Резко зазвонил телефон. Бирюков узнал голос пухлощекого лейтенанта из ГАИ:
— Товарищ капитан, у нас супруга Степнадзе, жалуется на своего мужа.
— Почему она в ГАИ жаловаться пришла?
— С «Волгой» не могут разобраться…
— Доставьте срочно ко мне.
Нина Степнадзе вошла в кабинет так независимо, как входят к своему начальству избалованные вниманием хорошенькие секретарши. Однако, увидев Антона, она потускнела и растерянно поздоровалась. Как и вчера, на ней был брючный костюм, но вместо замысловатой прически золотистые волосы скромно удерживались заколотыми по сторонам двумя простенькими гребенками.

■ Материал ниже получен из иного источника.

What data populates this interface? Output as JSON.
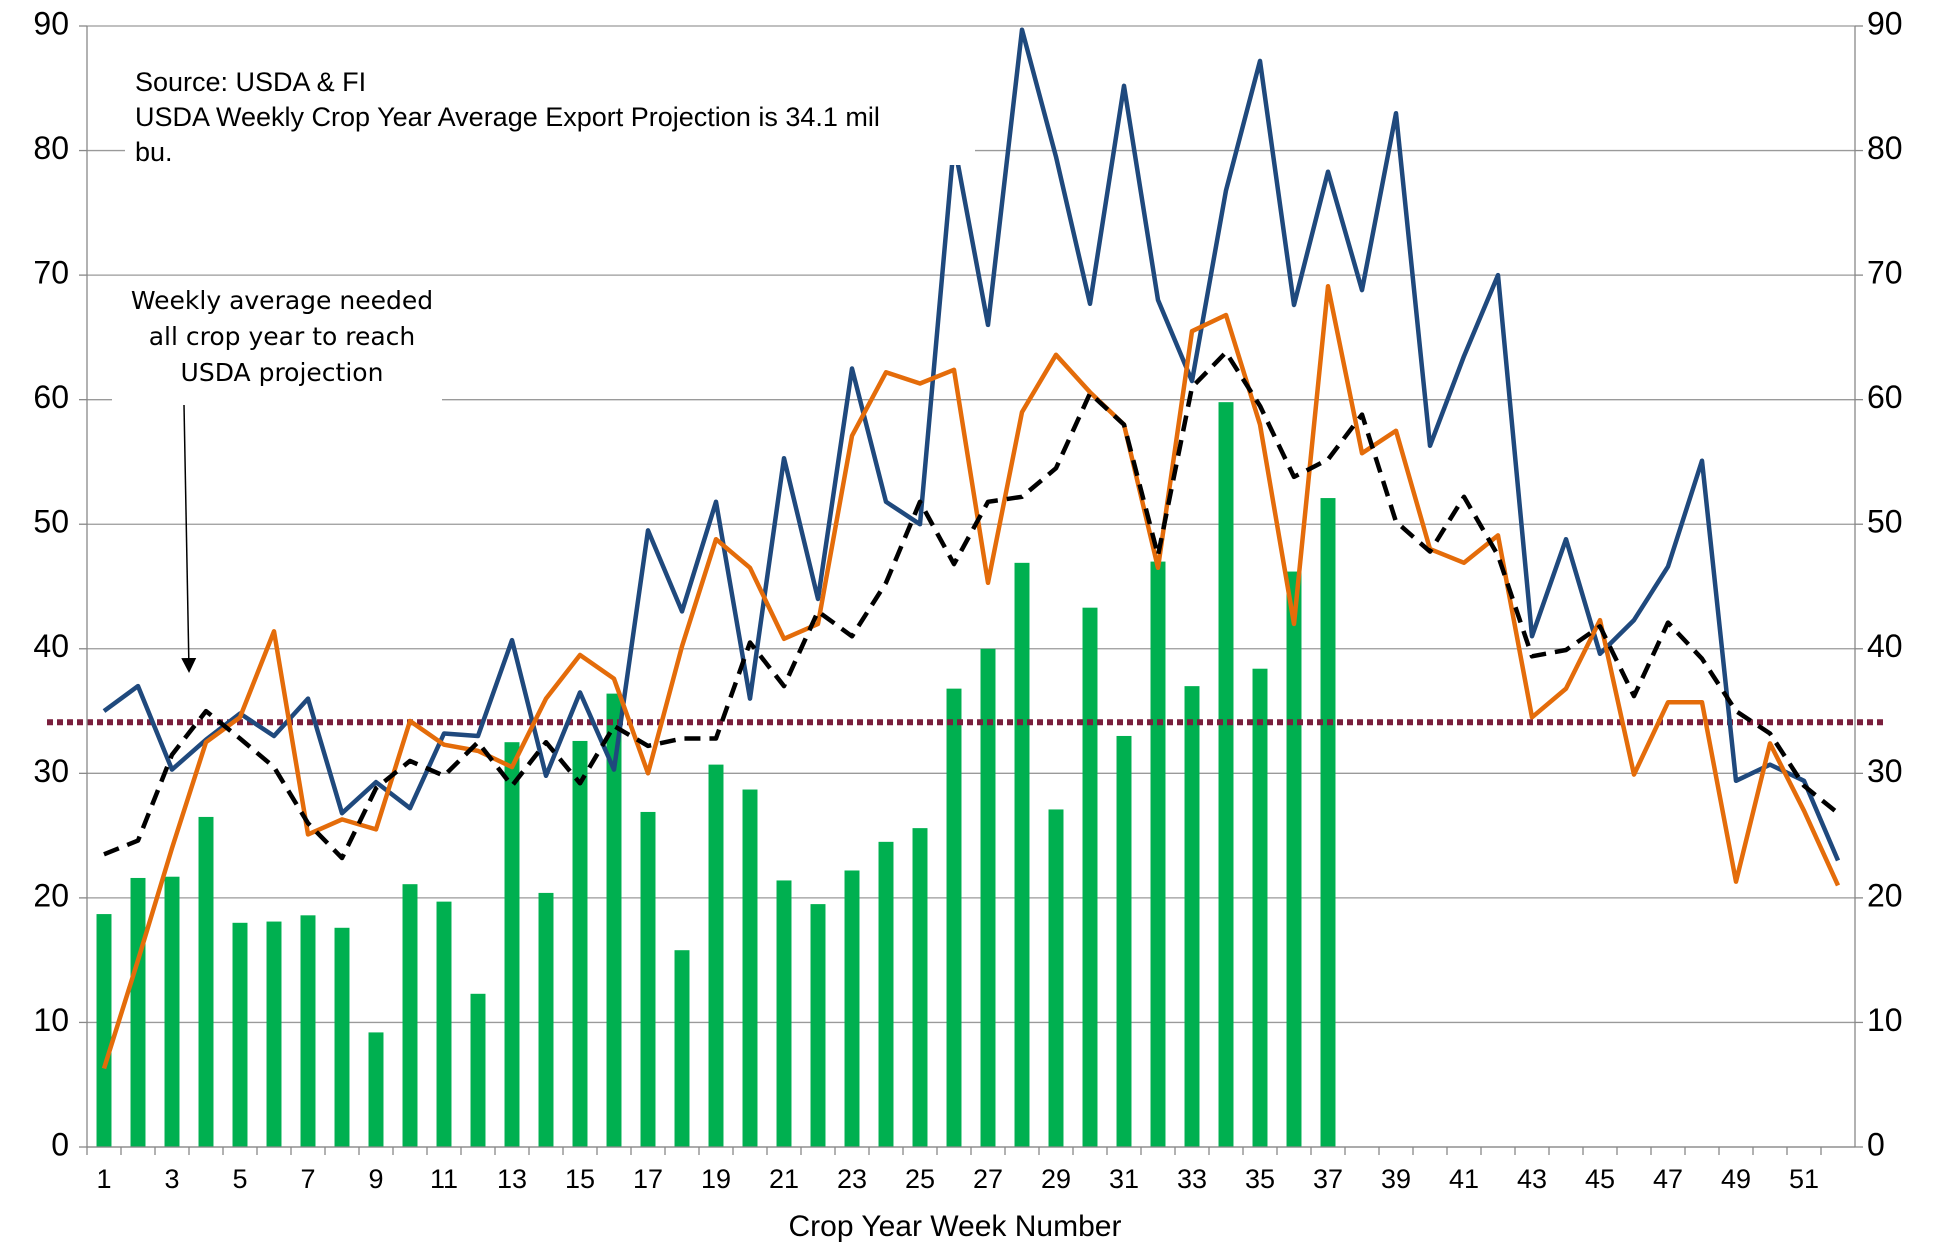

Ответив на приветствие, Антон пригласил неожиданную посетительницу сесть и участливо спросил:
— Что случилось, Нина Владимировна?
Она растерянно хлопнула роскошно загнутыми кверху подклеенными ресницами.
— Собственно, ничего… Я в автоинспекцию пришла, а меня в уголовный розыск привезли. Зачем?
— Сотрудники ГАИ разбором подобных жалоб не занимаются.
— Да?..
— Да. Так что выкладывайте свою обиду мне.
— Муж обезумел от ревности. — Нина бесцеремонно сняла жакет и демонстративно показала обнаженные плечи. — Смотрите, каких синяков наставил…
На загорелом, упитанном теле действительно темнели крупные пятна кровоподтеков. Убедившись, что Антон разглядел их, Нина, похоже, хотела заплакать, но, видимо, пожалев подклеенные ресницы, предусмотрительно передумала. Помолчав, сказала:
— Хочу на него в суд подать. Как считаете, стоит?.. — И, не дожидаясь ответа, заговорила с откровенным возмущением: — Невыносимым стал старик. Сначала допытывался, куда бензин из «Волги» делся, потом очки свои стал искать — будто я их продала… Мало того, телеграммой какой-то начал тыкать! Представляете, какая кошмарная ночь была?!.
«А Реваз Давидович заявился утром ко мне совершенно спокойный», — подумал Антон и спросил:
— Кто же, по-вашему, послал телеграмму в Ростов?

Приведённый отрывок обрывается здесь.